Malawi's new president inaugurated, calls for national sacrifice
Lazarus Chakwera, 65, comfortably beat Peter Mutharika with 58.5% of the vote, marking the first time in African history that an election re-run led to the defeat of an incumbent.
LILONGWE - Malawi's new president Lazarus Chakwera called for national sacrifice to transform his country as he was inaugurated on Monday, completing a remarkable turnaround after losing last year's election.
That vote was annulled by Malawi's top court over "widespread and systematic" irregularities and a re-run election was held on 23 June.
Chakwera, 65, comfortably beat Peter Mutharika with 58.5% of the vote, marking the first time in African history that an election re-run led to the defeat of an incumbent.
A triumphant Chakwera gave a rousing speech after receiving the sword of command from the army general Peter Namathanga in the capital Lilongwe on Monday.
"We must have the courage to face and endure the pain if we ever want to enjoy wholeness as a nation," said the former evangelical preacher, who campaigned on rooting out corruption and reviving the economy of the aid-dependent southern African country.
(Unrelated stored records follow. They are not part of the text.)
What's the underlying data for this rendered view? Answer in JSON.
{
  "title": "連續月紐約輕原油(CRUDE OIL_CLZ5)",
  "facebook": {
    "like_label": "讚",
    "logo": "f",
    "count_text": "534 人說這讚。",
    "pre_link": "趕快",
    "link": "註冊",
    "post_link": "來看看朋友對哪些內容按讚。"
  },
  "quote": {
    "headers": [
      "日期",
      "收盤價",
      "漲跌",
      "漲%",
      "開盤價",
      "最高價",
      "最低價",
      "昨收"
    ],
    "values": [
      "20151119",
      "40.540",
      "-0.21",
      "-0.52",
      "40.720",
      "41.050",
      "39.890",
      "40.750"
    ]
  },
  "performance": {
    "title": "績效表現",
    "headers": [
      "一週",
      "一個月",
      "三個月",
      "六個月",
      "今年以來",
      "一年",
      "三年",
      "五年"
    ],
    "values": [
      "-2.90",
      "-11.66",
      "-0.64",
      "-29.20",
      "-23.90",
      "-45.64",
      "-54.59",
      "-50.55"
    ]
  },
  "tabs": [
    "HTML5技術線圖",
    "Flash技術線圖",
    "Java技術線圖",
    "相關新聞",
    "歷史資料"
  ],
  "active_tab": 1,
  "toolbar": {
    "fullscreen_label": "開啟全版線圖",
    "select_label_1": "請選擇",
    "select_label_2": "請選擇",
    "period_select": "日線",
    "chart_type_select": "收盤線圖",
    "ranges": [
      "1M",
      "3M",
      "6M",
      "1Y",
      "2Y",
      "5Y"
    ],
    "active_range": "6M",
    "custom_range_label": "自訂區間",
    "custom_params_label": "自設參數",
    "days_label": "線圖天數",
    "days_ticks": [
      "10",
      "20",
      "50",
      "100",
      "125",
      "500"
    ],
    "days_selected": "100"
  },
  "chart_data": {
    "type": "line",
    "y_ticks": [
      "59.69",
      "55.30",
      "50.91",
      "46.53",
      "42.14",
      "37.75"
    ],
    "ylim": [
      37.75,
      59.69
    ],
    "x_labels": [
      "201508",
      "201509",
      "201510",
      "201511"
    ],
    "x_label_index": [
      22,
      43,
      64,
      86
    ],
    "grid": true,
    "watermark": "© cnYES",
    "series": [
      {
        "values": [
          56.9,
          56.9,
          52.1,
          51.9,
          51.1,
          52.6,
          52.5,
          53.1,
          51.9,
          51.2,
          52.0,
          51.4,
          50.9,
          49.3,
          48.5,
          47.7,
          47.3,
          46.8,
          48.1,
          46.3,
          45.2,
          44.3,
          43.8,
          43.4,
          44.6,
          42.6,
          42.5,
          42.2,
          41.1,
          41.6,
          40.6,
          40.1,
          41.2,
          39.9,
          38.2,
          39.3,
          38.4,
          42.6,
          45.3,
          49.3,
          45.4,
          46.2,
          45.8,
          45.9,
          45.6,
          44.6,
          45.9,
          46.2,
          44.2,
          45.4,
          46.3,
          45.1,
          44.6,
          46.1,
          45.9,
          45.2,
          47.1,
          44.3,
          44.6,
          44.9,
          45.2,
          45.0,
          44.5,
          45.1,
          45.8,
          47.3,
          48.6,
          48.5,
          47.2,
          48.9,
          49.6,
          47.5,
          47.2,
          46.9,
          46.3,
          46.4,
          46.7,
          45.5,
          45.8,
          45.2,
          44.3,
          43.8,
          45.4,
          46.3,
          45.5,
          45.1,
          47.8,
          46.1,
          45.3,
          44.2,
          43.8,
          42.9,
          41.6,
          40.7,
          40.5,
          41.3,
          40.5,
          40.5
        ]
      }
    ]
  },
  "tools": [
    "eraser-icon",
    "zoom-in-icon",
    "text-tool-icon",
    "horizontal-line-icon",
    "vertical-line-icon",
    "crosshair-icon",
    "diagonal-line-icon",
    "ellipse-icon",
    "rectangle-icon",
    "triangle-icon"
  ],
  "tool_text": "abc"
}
"We must each accept that in the context of Malawi's recovery and transformation... We are each in some way part of Malawi's problems and must each in some way be part of her solution."
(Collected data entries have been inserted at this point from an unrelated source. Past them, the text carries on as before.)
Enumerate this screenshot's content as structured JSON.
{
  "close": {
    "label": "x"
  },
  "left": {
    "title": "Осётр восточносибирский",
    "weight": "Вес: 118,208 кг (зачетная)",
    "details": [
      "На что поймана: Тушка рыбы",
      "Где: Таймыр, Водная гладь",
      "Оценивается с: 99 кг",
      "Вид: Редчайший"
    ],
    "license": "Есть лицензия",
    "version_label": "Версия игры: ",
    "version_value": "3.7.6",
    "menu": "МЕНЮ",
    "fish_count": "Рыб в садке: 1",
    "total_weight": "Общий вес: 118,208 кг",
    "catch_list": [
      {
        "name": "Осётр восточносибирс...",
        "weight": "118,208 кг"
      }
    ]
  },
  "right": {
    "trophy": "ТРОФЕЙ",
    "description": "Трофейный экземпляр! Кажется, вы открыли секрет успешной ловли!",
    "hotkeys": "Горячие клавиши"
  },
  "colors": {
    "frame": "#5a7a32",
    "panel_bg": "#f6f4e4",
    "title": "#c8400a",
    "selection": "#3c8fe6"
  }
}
As part of a push to curb executive power, he committed to publish a declaration of assets every year as well as address parliament over his actions.
"Before we can begin to rebuild, we must clear the rubble of corruption," he said, also singling out "laziness", "donor dependency", "unprofessionalism", "incompetence" and the "impunity" of those in power.
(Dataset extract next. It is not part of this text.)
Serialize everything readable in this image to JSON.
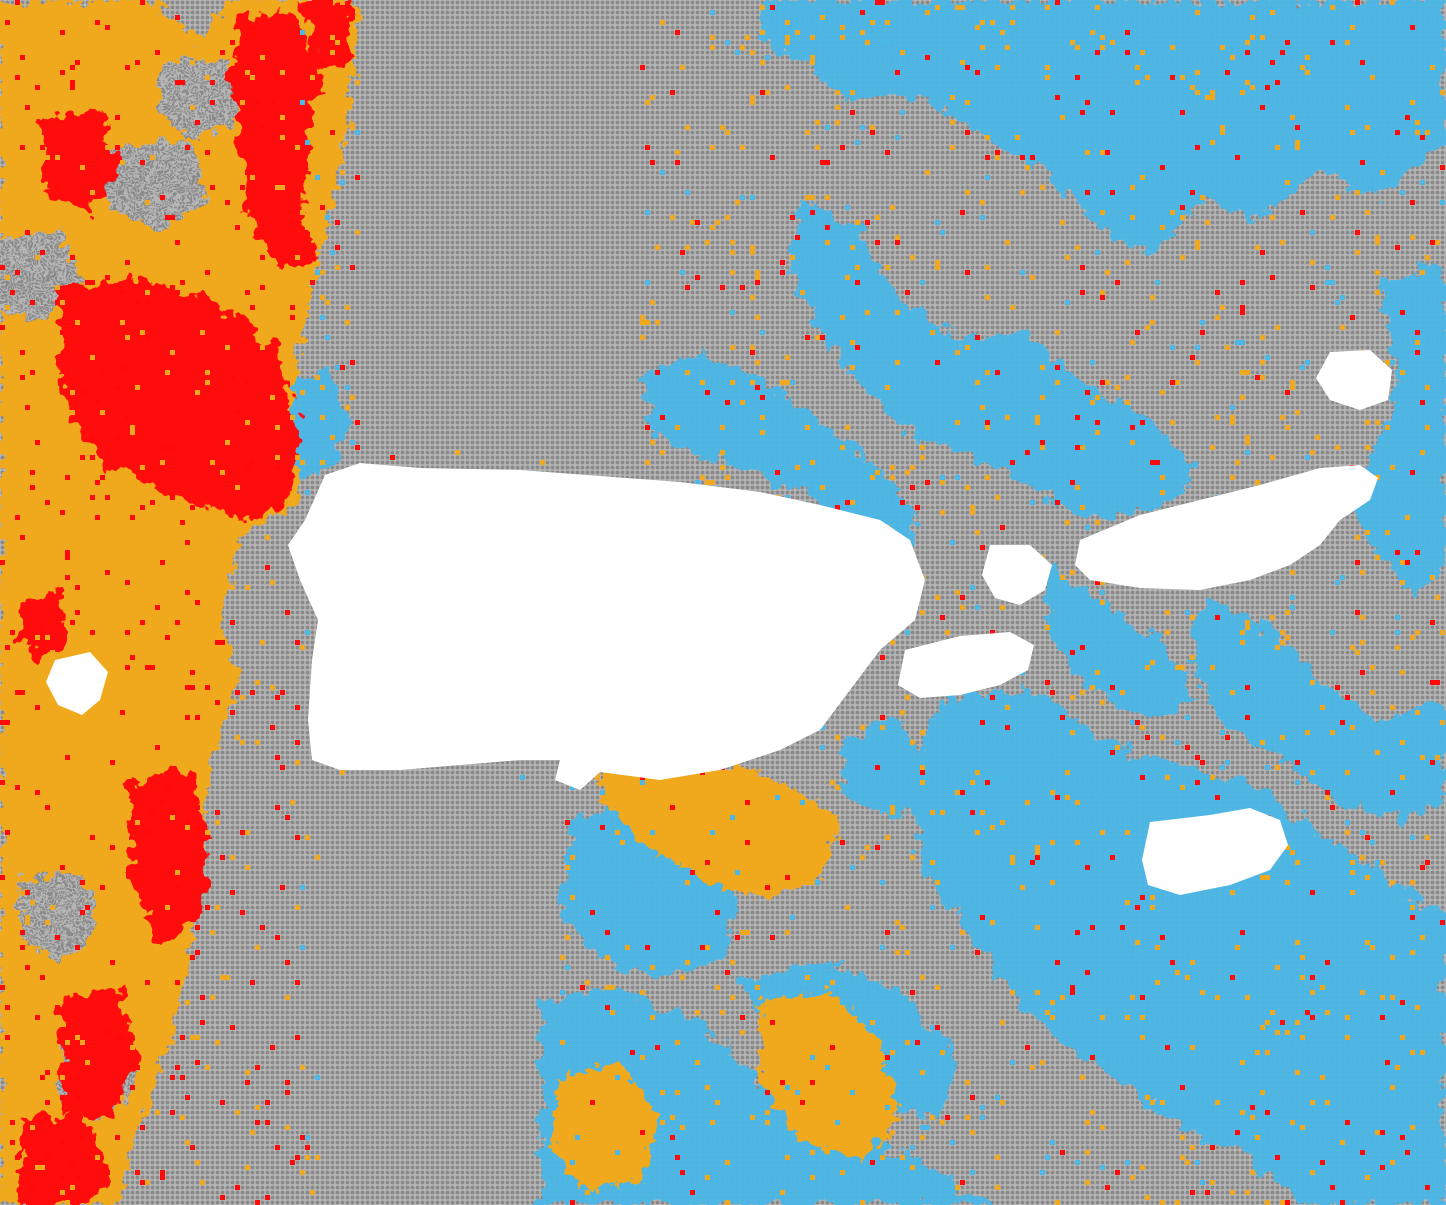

The inauguration, held at Malawi's army headquarters named after founding president Hastings Kamuzu Banda, was attended by only 100 guests and coincided with the country's 56th anniversary of independence from Britain.
Chakwera cancelled planned independence day celebrations over the weekend and his inauguration ceremony was drastically scaled back following a spike in coronavirus infections.
Malawi announced 129 new infections on Monday, seven percent of its total of 1742 cases.
A court blocked the previous government from imposing a full lockdown in April because it failed to announce any measures to cushion the vulnerable.